Nisanda belirgin bir geriye gidiş, Mayısta kısmen toparlanma ve Haziranda ise sıçrama görüldü. Aynı zamanda pandeminin sektörler üzerindeki etkisinin oldukça orantısız olması da dikkat çeken bir gelişme idi. Örneğin tarım sektörü yüzde 4 büyüme yakalarken, sanayi yüzde 16,5 ve hizmet sektörü yüzde 25 küçüldü. Hizmet toplamda bu oranda küçülürken alt kırılımında yer alan telekomünikasyon büyüdü.

İÇ TALEP CANLANDIRILDI
Küresel ekonominin sergilediği ortalama büyüme oranının üstünde bir performans gelmesinde en önemli etken kredi hacminin aşırı yükselerek iç talebin canlandırılması oldu. Yani hanehalkı tüketimlerinin belirgin artışı ekonomiye ivme verdi. Zaten bu süreçte tüm ekonomi yönetimleri iki temel politikaya başvurdular; kredi kanallarının genişletilmesi ve kamu kesimi tarafından doğrudan transferler. Pandemi şoku ile başlayan tersine küreselleşme süreci ister istemez tüm ülkeleri iç talebe yöneltti. Dış talebin büyümelere katkı yapmayacağı ortadaydı.
İç talepte ancak özel ve kamu kesiminin tüketimi ile canlanabiliyor. İşte bu yüzden Merkez Bankası parasal genişlemeye giderek gerek likidite yönetimi gerekse faiz indirimi ile bu süreci destekledi.

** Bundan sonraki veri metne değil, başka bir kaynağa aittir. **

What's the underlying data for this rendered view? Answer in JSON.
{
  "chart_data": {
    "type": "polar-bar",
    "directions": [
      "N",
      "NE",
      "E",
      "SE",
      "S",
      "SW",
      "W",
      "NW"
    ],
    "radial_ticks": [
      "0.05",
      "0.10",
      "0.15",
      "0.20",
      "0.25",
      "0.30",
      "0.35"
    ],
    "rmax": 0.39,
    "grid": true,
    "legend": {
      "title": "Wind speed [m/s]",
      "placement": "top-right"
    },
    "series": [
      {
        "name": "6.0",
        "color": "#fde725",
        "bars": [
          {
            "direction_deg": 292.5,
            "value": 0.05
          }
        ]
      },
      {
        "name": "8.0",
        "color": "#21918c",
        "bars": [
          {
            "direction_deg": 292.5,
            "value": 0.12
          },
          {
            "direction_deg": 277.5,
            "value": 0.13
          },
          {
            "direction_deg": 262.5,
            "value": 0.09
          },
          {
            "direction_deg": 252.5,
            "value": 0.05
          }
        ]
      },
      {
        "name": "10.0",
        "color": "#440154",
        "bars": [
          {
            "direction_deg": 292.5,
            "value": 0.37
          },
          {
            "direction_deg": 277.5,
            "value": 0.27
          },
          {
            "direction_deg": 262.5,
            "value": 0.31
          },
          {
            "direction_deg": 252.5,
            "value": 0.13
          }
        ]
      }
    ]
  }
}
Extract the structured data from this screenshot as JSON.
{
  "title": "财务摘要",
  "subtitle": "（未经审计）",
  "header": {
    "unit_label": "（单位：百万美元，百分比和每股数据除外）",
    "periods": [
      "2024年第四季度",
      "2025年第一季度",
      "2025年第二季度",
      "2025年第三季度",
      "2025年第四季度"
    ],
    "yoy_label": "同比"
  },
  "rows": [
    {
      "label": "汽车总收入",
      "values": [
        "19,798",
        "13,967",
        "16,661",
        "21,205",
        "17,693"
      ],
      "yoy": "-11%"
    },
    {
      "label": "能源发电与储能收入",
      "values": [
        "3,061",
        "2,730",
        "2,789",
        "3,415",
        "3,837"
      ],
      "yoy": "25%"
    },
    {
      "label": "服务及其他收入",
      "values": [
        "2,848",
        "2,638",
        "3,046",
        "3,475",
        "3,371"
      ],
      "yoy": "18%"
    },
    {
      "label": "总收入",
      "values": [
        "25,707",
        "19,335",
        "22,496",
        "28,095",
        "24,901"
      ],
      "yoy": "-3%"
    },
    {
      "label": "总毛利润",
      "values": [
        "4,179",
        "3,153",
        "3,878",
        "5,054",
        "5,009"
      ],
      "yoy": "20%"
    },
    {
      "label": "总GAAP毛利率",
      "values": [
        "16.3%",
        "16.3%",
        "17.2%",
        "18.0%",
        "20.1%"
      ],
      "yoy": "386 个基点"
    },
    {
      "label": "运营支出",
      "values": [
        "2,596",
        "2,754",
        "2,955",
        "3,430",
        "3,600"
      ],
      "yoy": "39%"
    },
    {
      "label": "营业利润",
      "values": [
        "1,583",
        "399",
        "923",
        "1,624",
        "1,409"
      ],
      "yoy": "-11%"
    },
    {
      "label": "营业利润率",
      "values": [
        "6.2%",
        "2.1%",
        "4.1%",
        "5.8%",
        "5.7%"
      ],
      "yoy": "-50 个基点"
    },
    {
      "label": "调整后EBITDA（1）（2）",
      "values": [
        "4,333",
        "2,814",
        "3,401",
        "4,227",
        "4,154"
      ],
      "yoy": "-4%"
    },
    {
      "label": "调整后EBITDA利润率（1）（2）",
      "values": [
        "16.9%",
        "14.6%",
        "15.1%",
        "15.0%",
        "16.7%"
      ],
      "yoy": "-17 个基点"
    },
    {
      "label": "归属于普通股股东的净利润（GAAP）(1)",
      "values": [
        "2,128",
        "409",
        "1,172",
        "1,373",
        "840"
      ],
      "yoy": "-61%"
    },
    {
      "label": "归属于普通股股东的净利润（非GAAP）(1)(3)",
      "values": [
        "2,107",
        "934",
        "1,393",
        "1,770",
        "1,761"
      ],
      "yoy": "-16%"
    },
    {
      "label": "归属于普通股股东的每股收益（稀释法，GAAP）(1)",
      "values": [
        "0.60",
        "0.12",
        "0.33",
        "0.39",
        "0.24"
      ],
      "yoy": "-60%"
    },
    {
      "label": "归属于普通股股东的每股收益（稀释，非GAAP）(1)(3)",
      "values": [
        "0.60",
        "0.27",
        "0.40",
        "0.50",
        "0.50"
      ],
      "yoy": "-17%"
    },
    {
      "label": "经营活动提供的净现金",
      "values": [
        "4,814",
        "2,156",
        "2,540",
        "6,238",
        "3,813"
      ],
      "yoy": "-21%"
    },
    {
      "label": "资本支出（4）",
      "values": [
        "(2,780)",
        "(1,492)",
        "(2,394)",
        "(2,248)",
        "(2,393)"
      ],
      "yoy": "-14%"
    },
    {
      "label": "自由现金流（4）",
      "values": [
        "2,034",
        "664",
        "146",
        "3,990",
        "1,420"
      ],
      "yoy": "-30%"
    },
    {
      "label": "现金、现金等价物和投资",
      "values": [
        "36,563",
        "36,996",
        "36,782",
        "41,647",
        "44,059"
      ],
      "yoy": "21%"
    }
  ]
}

Mesajlar şöyle... Tamamen iç talep ile bu rakama ulaşılmış ve net ihracat yaklaşık 6 puan olumsuz etki yapmış.

3. ÇEYREKTE DE GÖRÜLECEK
■ Merkez Bankası'nın gevşeme yönünde aldığı önlemlerin etkisi 3. çeyrekte de görülmeye devam edecek. Bu sayede sanayideki derin daralmanın çok büyük kısmı 3. çeyrekte geri alınabilecek. İktisadi Yönelim Anketinden firmaların ileriye yönelik aldıkları sipariş hacmi, elektrik üretimi, ihracattaki toparlanma gibi indikatörlerden gelen sinyaller de bu tezimizi destekliyor.

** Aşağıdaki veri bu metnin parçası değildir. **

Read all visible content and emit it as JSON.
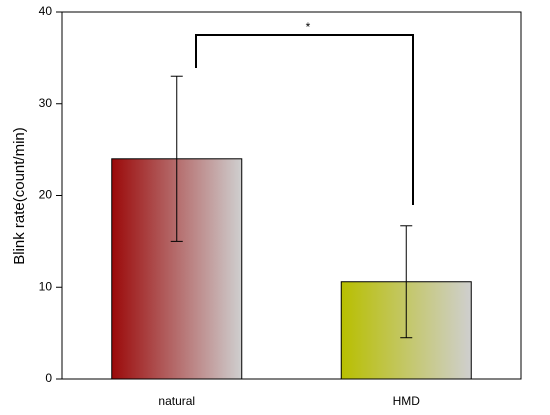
{
  "chart_data": {
    "type": "bar",
    "categories": [
      "natural",
      "HMD"
    ],
    "values": [
      24,
      10.6
    ],
    "errors": [
      9,
      6.1
    ],
    "colors": [
      "#9b0a0a",
      "#b8bf00"
    ],
    "gradient_end": "#cfcfcf",
    "ylabel": "Blink rate(count/min)",
    "ylim": [
      0,
      40
    ],
    "yticks": [
      0,
      10,
      20,
      30,
      40
    ],
    "annotation": "*",
    "grid": false
  }
}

■ V şeklinde toparlanma formasyonu belirecek 3. çeyrek verileri sonrası. Ancak Merkez Bankası'nın yakın zamanda başladığı finansal sıkılaştırma yukarı yönlü patikanın sekteye uğrama olasılığını yükseltiyor. Yani V'nin sol çizgisi ve sağ çizgisinin az bir kısmı tamamlanacak buna karşın devamının nasıl geleceğini zamanla tahmin edebileceğiz.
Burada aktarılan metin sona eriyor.